Combine dehydration, a rubbing brake and a headwind and you’ve got a discordant harmony. It’s as if you’re trying to find the beauty of a sonata that’s being performed on one of John Cage’s “prepared pianos” (avant garden composer John Cage was known for placing screws, nuts, and even coins between a piano’s strings to alter its sound).
It Can Take Time to Find the Rhythms
An example from my recent attempt at Paris-Brest-Paris–a 1200km ride with an 80-hour time limit–illustrates how the scale of a ride spanning multiple days has its advantages in terms of finding rhythms, creating harmonies, and experiencing the joy of the ride.

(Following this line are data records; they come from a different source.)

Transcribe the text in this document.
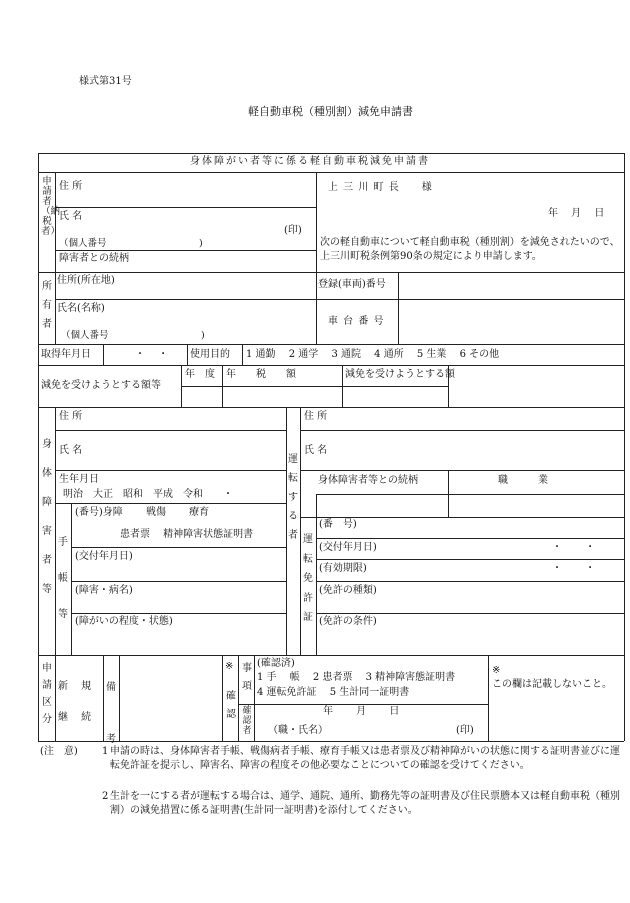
様式第31号
軽自動車税（種別割）減免申請書
身体障がい者等に係る軽自動車税減免申請書
申請者（納税者）
住 所
氏 名
(印)
（個人番号	)
障害者との続柄
上 三 川 町 長　　様
年　 月　 日
次の軽自動車について軽自動車税（種別割）を減免されたいので、上三川町税条例第90条の規定により申請します。
所有者
住所(所在地)
氏名(名称)
（個人番号	)
登録(車両)番号
車 台 番 号
取得年月日	・　 ・ 使用目的 1 通勤　 2 通学　 3 通院　 4 通所　 5 生業　 6 その他
減免を受けようとする額等
年　度 年　　税　　額	減免を受けようとする額
身体障害者等
住 所
氏 名
生年月日
明治　大正　昭和　平成　令和　　・
手帳等
(番号)身障　　 戦傷　　 療育
患者票　 精神障害状態証明書
(交付年月日)
(障害・病名)
(障がいの程度・状態)
運転する者
住 所
氏 名
身体障害者等との続柄	職　　　業
運転免許証
(番　号)
(交付年月日)	・　　 ・
(有効期限)	・　　 ・
(免許の種類)
(免許の条件)
申請区分
新　 規
継　 続
備考
※
確認
事項
(確認済)
1 手　 帳　 2 患者票　 3 精神障害態証明書
4 運転免許証　 5 生計同一証明書
確認者
年　　 月　　 日
（職・氏名）	(印)
※
この欄は記載しないこと。
(注　意) 1 申請の時は、身体障害者手帳、戦傷病者手帳、療育手帳又は患者票及び精神障がいの状態に関する証明書並びに運転免許証を提示し、障害名、障害の程度その他必要なことについての確認を受けてください。
2 生計を一にする者が運転する場合は、通学、通院、通所、勤務先等の証明書及び住民票謄本又は軽自動車税（種別割）の減免措置に係る証明書(生計同一証明書)を添付してください。
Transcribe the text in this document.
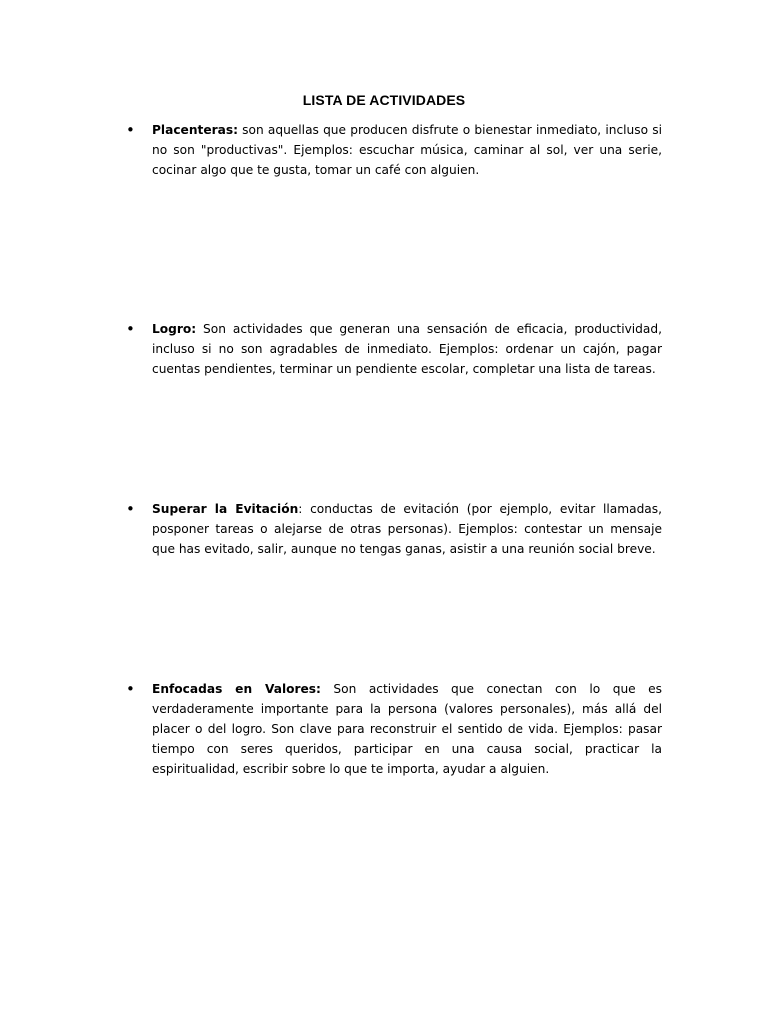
LISTA DE ACTIVIDADES
• Placenteras: son aquellas que producen disfrute o bienestar inmediato, incluso si no son "productivas". Ejemplos: escuchar música, caminar al sol, ver una serie, cocinar algo que te gusta, tomar un café con alguien.
• Logro: Son actividades que generan una sensación de eficacia, productividad, incluso si no son agradables de inmediato. Ejemplos: ordenar un cajón, pagar cuentas pendientes, terminar un pendiente escolar, completar una lista de tareas.
• Superar la Evitación: conductas de evitación (por ejemplo, evitar llamadas, posponer tareas o alejarse de otras personas). Ejemplos: contestar un mensaje que has evitado, salir, aunque no tengas ganas, asistir a una reunión social breve.
• Enfocadas en Valores: Son actividades que conectan con lo que es verdaderamente importante para la persona (valores personales), más allá del placer o del logro. Son clave para reconstruir el sentido de vida. Ejemplos: pasar tiempo con seres queridos, participar en una causa social, practicar la espiritualidad, escribir sobre lo que te importa, ayudar a alguien.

Due to train schedules and other factors, I arrived at the start on the grounds of Château de Rambouillet at noon, four hours ahead of my 4pm departure time. This meant I spent a good part of the day standing and sitting around trying to conserve energy. This also meant conserving the water I had on my bike since I was unsure about if I would be able to refill my bottles before the start.
It was hot and within the first two hours of riding I had consumed all my water. No worries, I thought. French villagers line the route offering up bottle refills, crepes, and even cots to sleep on! Maybe being in the first start group had certain advantages, but it also meant that people were inside enjoying their Sunday dinner and not yet out on the course filling bottles.
By the time I got my bottles filled it was too late. My mouth was dry and I had a bit of a headache. By now the sun was setting. Anticipating the temperature swing, plus the fact that for safety reasons I tend to ride slower at night, I was confident I could regain the rhythm of water consumption and evaporation (i.e., sweat) I would need to finish the ride.
Sure enough, I consumed more than normal through the night and by morning had regained the rhythm. But the harmonies came and went. Fatigue can put you in a low place. Sleep can help get you out of it. Darkness can bear down on you, but a sunrise can make you feel light again. Going to the bathroom, tending to sore spots, eating and drinking all lend themselves to rhythms if you can find them. And over a long enough ride, you have more time to learn where to find them.
Now try to manage all of these variables while maintaining a certain mindset. From excitement at the start to disbelief at the 400km mark (“Wow, I’m 1/3 of the way through! Ugh, I have to do what I just did two more times!), and from relief at the turnaround in Brest (“Now every pedal stroke takes me closer to the finish back in Rambouillet”) to demoralization at the 900km mark (“I just want to be done!”). It’s as if your mind has the gears of a bicycle but the gear ratios keep changing so you can’t find a rhythm.
Then there are those moments–which often feel spontaneous and inexplicable–when concordant rhythms create a harmony and you’re in a mindset where joy spills out of every pore. But it’s not just joy. Gratitude and humility begin welling up. And it can’t be contained because you’re in a special place where the “you” that’s usually contained (or constrained) by the physical boundaries of your own body is now moving boundlessly through space and time. That’s when you know you’ve found it…the joy of the ride.
There are, of course, many smaller joys we all experience regardless of the length of a ride. My point is that on longer rides–whether an ultra endurance event or a multi-day cycling trip–the scale of the experience changes. At the scale of days we are able to gain a valuable perspective on the many rhythms that shape the experience of a ride. It’s a perspective that gives us the strength to endure the low points of a ride knowing that nothing lasts forever. That we can find the rhythms. And that on the other side of any low point is a crest. A crest that we can ride until the harmony fades and we begin the cycle again.